Полковник МЕЛЬНИКОВ, возглавляющий здесь авиацию, во время беседы не знал, есть ли спинки на самолетах, протектированы ли баки. Сам он летает на Р-5. Производит впечатление совершенно бездеятельного человека и перестраховщика. За все время был один вылет.
В районе ВОЙНИЦА противник на старой калоше бомбил наши тылы и обстрелял их. Переговорил с МЕЛЬНИКОВЫМ и потребовал решительных действий, тем более что здесь неплохая видимость и хорошая погода.
Сегодня Нач. ПУ Армии проведет совещание с летным составом и изложит им требование Наркома».
О том, к чему приводило отсутствие радиосвязи и связных самолетов, Мехлис писал:
«Две роты 752 с. п. (стрелкового полка.— “История”), переправившись на другой берег речки в 15 километрах у СУОМУС-САЛЬМИ, попали под огонь противника. Связь с ними полк потерял. Штаб 47 корпуса просит, чтобы авиация помогла найти эти две роты и содействовала их отходу».
Однако все это меркло в сравнении с последним пунктом шифровки начальника ПУРККА:
«Все дивизии, особенно 163 с. д., имеют ничтожное число лыж. Прибывшие в армию лыжи не имеют креплений и поэтому не могут быть использованы».
«Пехота явно недостаточно обучена»
Но не преувеличивал ли Мехлис, известный своей крайней придирчивостью, неготовность Красной армии к боевым действиям? Шифровки, поступавшие в Москву во время той войны, подтверждали справедливость его оценок.
27 декабря 1939 года командир 13-й армии комкор В. Д. Грендаль и дивизионный комиссар Н. Н. Клементьев в числе прочего докладывали:
«Пехота явно недостаточно обучена (особенно 150 сд), нервно реагирует на огонь противника и недостаточно напориста в атаке. Лучшими являются 19 сп 142 сд, 15 сп 49 сд и 2/220 4 сд. Наиболее слабыми — 756 сп и особенно 674 сп 150 сд. Пехота в наступлении мало и не искусно применяет свои огневые средства и слабо использует местность. Этим недостаткам приняты меры, но еще имеют место (так в тексте.— “История”). При наступлении подразделений, при убыли командира части теряются. Подготовка артиллерии и других спецчастей удовлетворительна».
Сталин написал на шифровке: «Грендаль прав».
Причем проблемы с качеством подготовки войск и их снабжением оружием и всем необходимым не прекращались до самого конца этой недолгой, но жестокой войны. Шифровкой, из которой, к сожалению, сохранилась в архиве только одна страница, Сталину докладывали:
«Снабжение продолжает оставаться неудовлетворительным.
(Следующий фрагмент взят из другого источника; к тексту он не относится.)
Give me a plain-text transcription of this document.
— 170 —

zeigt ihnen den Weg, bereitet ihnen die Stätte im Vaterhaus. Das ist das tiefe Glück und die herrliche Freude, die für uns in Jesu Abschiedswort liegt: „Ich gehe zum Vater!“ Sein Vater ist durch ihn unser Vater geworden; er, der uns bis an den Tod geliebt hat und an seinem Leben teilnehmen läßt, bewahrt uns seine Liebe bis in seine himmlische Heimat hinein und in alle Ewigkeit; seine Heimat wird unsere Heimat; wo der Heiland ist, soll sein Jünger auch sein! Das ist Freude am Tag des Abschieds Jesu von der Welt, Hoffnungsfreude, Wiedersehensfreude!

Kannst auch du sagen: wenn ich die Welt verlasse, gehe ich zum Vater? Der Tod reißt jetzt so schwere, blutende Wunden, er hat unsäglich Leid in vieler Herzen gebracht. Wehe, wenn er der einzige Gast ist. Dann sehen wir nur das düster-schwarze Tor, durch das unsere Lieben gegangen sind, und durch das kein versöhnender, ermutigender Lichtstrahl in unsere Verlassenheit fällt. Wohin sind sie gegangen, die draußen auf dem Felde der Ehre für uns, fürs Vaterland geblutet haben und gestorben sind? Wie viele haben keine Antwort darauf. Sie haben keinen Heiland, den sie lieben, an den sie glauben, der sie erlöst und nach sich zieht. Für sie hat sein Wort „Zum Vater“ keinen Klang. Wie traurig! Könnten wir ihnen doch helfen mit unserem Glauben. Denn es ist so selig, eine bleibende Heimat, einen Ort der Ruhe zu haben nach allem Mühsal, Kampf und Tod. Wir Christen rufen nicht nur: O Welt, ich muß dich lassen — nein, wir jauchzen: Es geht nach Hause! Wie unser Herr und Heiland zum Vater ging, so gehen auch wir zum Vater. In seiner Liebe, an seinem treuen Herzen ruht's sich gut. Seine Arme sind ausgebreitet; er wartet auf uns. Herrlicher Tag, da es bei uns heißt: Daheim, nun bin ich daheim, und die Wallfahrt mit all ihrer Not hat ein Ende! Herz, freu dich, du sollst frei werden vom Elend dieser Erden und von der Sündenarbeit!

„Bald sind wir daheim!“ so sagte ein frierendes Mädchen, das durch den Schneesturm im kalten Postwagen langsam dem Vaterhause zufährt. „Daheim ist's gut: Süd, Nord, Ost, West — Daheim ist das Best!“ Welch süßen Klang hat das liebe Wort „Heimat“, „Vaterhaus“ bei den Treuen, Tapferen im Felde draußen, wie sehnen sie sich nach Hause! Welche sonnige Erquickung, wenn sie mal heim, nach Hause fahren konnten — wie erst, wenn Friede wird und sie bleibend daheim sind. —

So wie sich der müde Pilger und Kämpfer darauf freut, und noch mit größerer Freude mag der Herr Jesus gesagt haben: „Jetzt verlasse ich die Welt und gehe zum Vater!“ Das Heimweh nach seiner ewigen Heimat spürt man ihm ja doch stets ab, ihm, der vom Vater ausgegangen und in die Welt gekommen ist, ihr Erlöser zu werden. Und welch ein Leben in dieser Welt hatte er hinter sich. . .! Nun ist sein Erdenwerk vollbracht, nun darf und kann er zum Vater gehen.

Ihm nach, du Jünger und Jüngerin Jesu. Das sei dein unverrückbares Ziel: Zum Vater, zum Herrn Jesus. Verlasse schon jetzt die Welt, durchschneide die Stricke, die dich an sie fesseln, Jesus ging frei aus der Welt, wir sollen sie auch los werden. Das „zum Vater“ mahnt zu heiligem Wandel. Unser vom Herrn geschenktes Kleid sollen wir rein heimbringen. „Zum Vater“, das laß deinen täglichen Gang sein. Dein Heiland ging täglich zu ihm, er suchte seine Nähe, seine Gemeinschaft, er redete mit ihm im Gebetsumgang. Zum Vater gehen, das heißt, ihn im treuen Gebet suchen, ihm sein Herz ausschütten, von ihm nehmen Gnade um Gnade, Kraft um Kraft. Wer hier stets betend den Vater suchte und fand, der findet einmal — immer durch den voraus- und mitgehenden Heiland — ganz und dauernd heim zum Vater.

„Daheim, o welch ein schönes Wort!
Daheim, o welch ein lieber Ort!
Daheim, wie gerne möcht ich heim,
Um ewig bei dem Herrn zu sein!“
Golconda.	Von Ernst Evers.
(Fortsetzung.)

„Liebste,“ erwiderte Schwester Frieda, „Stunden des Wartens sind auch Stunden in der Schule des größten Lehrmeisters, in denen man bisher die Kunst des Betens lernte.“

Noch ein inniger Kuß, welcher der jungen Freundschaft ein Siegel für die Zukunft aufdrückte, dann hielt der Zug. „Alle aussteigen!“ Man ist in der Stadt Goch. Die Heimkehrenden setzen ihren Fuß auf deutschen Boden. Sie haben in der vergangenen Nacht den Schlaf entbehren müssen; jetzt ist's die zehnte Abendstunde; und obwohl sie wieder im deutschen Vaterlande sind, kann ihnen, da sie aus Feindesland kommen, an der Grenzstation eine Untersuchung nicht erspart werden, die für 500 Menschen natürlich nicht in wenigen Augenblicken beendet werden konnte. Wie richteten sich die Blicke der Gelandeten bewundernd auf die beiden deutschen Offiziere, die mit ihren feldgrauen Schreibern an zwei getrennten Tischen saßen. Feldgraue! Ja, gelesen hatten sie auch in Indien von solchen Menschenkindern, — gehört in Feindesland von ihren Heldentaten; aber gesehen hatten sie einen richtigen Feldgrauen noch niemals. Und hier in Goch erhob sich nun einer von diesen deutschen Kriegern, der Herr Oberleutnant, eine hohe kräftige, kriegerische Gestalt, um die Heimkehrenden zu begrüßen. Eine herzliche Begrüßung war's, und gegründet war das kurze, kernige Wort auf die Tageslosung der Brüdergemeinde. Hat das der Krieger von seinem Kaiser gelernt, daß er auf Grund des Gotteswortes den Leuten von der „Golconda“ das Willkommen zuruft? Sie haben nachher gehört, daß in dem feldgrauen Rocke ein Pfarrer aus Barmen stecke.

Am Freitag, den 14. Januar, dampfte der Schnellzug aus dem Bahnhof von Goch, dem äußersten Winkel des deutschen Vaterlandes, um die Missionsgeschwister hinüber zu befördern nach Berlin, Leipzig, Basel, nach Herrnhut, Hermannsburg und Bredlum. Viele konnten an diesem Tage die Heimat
Совсем нет сухих овощей, отсутствуют противоцинготные продукты, нет пищевых концентратов. Надо подбросить 25 000 ложек и кружек, термосов для доставки пищи. В Армии не хватает до 100 кухонь.
Для замены негодного обмундирования и санобработки завшивевшего Армия нуждается в 20 000 комплектах обмундирования и теплого белья. Шинели на очень многих красноармейцах рваные и прожжены и к носке никак не годятся».
А 28 февраля 1940 года Сталину передали из Генерального штаба РККА полученную из Вологды шифровку, в которой говорилось:
«Для вооружения лыжных эскадронов в ВОЛОГДУ (так в тексте.— “История”) были получены с заводов №314 и №74 самозарядные винтовки. При разборках винтовок после стрельбы и во время изучения матчасти было обнаружено, что многие пружины подавателя поломаны. Причиной поломки является, вероятно, неправильная термическая обработка пружин. Некоторые пружины оказались настолько хрупкими, что ломались на 5–9 частей, одна пружина, наоборот, оказалась очень мягкой. Особенно большое количество (48 штук из 640) поломанных пружин обнаружено у винтовок, полученных от завода №74, прибывших транспортом 21/1168, отправленным из Ижевска 27 января…»
В тот же день Сталин потребовал от народного комиссара вооружений СССР Б. Л. Ванникова все проверить и представить в ЦК мотивированное объяснение. А после подписания 12 марта 1940 года мирного договора и прекращения на следующий день боевых действий начались анализ ошибок и поиск виновных в неудачах и огромных потерях.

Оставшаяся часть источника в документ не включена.